“Oh, they're good enough maybe, if they're what you want. But boardin's boardin'; 'tain't like your own home.”
“Caleb, it's a wonder to me you don't rent a little house and live in it. You've got money enough; least so everybody says.”
“Humph! What everybody says is 'most generally lies. What would be the sense of my hirin' a house? I'd have to have a housekeeper and a good one costs like thunder. A feller's wife has to get along on what he gives her, but a housekeeper—”
He stopped short, seemingly struck by a new and amazing idea.
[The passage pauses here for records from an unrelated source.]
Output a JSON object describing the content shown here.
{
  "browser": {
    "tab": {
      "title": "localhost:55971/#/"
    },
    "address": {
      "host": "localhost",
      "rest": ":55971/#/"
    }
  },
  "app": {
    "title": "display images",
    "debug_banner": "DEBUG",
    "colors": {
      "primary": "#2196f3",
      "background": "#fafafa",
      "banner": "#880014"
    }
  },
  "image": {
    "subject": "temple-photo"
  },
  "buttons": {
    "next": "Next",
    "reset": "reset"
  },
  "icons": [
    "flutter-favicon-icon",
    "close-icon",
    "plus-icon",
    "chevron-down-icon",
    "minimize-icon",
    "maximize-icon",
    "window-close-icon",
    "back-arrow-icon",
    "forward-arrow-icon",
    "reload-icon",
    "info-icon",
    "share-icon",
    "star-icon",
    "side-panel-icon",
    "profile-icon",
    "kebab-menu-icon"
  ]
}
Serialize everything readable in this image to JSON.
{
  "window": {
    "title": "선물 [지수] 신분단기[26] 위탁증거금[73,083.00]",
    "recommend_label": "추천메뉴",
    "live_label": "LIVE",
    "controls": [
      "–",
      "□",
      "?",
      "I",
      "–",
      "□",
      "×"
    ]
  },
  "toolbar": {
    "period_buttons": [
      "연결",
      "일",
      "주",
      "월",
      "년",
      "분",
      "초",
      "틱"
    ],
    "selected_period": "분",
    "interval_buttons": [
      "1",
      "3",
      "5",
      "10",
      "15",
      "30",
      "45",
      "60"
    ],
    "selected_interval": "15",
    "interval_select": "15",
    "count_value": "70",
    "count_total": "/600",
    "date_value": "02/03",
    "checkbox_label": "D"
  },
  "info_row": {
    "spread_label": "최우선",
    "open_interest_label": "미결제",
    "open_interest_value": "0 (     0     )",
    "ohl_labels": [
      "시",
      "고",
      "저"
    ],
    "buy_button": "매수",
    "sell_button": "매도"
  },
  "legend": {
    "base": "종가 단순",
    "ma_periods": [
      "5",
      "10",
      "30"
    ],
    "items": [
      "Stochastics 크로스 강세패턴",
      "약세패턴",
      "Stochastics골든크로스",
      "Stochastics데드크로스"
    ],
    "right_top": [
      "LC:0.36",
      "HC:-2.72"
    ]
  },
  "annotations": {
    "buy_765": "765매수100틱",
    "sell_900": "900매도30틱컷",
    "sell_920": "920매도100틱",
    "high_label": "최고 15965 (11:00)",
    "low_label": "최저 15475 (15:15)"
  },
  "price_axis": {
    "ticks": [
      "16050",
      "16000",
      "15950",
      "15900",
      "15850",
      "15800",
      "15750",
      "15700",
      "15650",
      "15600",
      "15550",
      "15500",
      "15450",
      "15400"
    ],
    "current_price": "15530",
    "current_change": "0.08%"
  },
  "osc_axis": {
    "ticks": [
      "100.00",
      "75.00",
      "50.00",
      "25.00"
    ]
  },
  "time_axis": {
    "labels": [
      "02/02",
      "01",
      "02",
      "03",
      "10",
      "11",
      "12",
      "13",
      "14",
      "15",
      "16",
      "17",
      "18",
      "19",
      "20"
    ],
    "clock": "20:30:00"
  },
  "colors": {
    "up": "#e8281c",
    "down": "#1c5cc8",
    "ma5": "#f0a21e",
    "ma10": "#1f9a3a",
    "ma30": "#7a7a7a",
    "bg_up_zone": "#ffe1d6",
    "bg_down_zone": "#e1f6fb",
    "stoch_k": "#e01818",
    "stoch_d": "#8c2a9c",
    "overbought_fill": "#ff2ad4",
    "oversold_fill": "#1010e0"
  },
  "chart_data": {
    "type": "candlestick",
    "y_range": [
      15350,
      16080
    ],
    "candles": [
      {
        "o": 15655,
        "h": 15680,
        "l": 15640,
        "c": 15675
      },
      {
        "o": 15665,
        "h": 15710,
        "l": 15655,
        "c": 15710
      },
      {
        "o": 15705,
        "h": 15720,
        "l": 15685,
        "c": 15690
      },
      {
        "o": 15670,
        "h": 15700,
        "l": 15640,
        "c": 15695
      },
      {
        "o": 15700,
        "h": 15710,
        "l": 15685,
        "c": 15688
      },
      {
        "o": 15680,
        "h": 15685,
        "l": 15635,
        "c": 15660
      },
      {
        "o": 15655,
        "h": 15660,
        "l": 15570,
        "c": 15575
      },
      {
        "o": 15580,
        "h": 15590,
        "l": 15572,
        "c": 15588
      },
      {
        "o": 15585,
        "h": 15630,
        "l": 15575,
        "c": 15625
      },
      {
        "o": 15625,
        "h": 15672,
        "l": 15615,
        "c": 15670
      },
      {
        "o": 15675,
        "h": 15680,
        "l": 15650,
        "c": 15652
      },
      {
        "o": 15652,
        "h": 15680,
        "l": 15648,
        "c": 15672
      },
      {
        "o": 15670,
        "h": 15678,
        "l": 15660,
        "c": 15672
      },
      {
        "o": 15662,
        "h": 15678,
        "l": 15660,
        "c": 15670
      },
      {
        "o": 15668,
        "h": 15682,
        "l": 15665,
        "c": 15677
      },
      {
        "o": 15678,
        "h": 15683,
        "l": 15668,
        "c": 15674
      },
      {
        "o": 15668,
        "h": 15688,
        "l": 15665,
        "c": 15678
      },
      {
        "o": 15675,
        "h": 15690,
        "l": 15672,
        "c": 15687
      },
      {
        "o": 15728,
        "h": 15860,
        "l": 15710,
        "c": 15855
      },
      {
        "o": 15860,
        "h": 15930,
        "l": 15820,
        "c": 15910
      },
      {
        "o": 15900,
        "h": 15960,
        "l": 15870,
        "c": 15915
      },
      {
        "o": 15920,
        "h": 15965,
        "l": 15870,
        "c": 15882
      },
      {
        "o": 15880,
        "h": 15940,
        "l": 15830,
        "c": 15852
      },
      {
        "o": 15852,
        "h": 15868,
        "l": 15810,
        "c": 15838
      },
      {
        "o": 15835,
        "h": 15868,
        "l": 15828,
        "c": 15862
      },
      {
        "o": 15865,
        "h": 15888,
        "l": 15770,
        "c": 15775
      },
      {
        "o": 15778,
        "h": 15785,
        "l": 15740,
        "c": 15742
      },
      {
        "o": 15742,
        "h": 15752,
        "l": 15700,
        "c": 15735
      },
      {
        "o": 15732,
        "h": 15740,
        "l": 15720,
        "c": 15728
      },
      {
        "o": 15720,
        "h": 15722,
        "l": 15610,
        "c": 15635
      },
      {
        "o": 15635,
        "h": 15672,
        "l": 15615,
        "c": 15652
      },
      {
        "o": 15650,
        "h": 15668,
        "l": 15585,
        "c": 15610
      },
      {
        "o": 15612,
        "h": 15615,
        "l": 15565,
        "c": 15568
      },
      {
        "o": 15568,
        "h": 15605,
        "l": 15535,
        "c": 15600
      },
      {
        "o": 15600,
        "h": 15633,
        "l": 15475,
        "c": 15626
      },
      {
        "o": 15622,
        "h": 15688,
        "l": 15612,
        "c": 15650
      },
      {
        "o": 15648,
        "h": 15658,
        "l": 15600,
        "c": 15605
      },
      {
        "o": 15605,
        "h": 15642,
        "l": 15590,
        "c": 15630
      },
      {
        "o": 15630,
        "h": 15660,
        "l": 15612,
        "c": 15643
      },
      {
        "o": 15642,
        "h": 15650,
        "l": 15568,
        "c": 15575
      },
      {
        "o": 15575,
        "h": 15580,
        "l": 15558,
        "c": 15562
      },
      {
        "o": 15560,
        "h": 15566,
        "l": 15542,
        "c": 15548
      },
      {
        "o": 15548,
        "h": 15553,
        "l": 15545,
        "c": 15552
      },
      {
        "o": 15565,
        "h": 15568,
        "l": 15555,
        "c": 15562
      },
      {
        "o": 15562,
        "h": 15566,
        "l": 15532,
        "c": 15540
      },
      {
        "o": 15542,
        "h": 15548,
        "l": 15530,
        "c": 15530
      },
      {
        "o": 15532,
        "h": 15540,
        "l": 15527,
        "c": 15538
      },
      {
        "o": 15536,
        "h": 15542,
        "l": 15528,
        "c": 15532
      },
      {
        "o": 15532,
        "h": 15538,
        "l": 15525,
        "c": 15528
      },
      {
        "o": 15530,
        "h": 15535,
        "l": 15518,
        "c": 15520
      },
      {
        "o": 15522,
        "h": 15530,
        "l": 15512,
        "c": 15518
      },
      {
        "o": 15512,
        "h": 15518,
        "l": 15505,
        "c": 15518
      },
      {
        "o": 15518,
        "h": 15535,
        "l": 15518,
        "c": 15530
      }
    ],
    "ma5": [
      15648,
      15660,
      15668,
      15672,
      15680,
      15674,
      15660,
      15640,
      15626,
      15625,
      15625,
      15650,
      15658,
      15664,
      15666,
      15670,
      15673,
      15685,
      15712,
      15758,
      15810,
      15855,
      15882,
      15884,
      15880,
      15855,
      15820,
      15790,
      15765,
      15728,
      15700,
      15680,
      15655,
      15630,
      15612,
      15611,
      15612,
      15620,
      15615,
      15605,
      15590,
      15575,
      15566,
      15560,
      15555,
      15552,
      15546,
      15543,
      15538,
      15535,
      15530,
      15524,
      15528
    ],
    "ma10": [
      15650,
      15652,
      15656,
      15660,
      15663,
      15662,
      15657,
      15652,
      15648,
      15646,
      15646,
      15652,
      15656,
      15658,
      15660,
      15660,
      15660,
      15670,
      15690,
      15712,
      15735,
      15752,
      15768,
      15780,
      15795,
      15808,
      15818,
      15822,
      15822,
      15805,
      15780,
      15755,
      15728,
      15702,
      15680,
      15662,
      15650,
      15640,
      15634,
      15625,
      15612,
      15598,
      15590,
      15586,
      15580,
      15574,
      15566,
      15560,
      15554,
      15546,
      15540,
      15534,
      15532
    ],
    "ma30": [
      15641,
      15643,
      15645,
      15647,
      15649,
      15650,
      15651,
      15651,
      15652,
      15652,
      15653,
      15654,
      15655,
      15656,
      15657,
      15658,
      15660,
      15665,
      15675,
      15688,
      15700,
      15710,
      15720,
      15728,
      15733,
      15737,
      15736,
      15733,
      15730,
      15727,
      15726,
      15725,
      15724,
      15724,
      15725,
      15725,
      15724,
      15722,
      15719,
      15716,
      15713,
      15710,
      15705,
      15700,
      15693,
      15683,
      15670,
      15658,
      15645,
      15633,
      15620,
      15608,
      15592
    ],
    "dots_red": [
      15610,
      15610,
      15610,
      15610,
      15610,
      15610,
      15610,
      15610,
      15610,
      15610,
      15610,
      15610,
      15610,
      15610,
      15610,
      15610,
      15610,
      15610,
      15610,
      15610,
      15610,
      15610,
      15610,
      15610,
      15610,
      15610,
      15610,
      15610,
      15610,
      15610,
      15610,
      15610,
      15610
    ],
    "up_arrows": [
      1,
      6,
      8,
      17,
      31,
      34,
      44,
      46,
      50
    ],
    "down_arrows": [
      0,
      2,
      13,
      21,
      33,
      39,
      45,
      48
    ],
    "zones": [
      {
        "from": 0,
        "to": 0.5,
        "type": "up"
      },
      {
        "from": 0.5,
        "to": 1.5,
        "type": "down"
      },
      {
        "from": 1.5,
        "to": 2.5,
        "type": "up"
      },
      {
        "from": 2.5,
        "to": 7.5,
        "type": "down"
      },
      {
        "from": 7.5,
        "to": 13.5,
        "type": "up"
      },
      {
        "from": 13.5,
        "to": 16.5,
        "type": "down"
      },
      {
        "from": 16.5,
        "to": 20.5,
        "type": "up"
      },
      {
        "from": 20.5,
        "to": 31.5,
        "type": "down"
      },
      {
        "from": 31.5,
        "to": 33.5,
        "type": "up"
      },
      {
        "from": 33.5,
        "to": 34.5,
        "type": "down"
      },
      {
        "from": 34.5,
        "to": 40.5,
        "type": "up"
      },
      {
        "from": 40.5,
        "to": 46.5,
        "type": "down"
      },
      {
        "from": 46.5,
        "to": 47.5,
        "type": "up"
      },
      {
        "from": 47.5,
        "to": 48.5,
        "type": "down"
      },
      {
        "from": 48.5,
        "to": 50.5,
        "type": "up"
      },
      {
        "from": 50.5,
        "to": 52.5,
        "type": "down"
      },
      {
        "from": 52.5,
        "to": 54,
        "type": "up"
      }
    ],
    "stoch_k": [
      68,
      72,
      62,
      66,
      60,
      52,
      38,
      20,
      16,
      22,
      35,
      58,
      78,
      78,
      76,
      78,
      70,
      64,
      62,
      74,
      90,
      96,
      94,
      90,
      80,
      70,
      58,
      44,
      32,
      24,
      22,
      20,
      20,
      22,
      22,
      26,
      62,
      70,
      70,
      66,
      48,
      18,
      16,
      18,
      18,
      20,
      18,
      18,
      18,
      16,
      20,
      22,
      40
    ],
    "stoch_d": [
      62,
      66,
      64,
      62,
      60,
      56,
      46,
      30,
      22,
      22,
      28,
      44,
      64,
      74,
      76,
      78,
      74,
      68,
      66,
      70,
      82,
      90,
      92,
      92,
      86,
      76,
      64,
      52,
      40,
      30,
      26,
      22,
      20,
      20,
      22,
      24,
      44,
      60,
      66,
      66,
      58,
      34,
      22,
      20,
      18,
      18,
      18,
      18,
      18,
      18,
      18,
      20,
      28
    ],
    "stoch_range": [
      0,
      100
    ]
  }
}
Miss Parker rambled on about the old days when “dear papa” was alive; how happy she was then, and so on, with occasional recourse to the handkerchief. Suddenly Caleb slapped his knee.
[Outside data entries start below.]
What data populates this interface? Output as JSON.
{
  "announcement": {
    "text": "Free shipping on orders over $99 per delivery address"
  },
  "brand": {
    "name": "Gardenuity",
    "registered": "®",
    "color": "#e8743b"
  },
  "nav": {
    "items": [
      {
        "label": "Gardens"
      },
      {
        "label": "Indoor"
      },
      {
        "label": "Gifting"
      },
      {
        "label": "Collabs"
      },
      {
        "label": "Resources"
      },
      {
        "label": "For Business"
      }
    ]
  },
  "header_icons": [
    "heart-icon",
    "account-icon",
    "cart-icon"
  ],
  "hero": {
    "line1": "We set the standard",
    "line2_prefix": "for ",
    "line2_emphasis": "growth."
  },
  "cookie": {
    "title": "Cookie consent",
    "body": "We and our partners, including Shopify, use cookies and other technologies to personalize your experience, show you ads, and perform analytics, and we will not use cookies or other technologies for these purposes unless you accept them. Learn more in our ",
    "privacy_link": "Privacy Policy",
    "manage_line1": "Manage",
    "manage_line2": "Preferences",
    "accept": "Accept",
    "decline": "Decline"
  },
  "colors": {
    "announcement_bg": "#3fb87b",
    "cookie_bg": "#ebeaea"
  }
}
“It's all right,” he said. “It's fine—and it's commonsense, too. Hannah, what's the matter with you and me gettin' married?”
Hannah stared at him.
“Married!” she repeated. “Me get married! Who to, for the land sakes? Are you out of your head?”
“Not a mite. What's the matter with you marryin' me?”
“My soul! Is this a funny-paper joke, or are you—”
“'Tain't a joke; I mean it. Is there any reason why we shouldn't marry and settle down together, you and me? I don't see none. You could keep house for me then, and 'twouldn't cost—that is, you could look out for me, and I—well, I suppose likely I could look out for you, too. Why not?”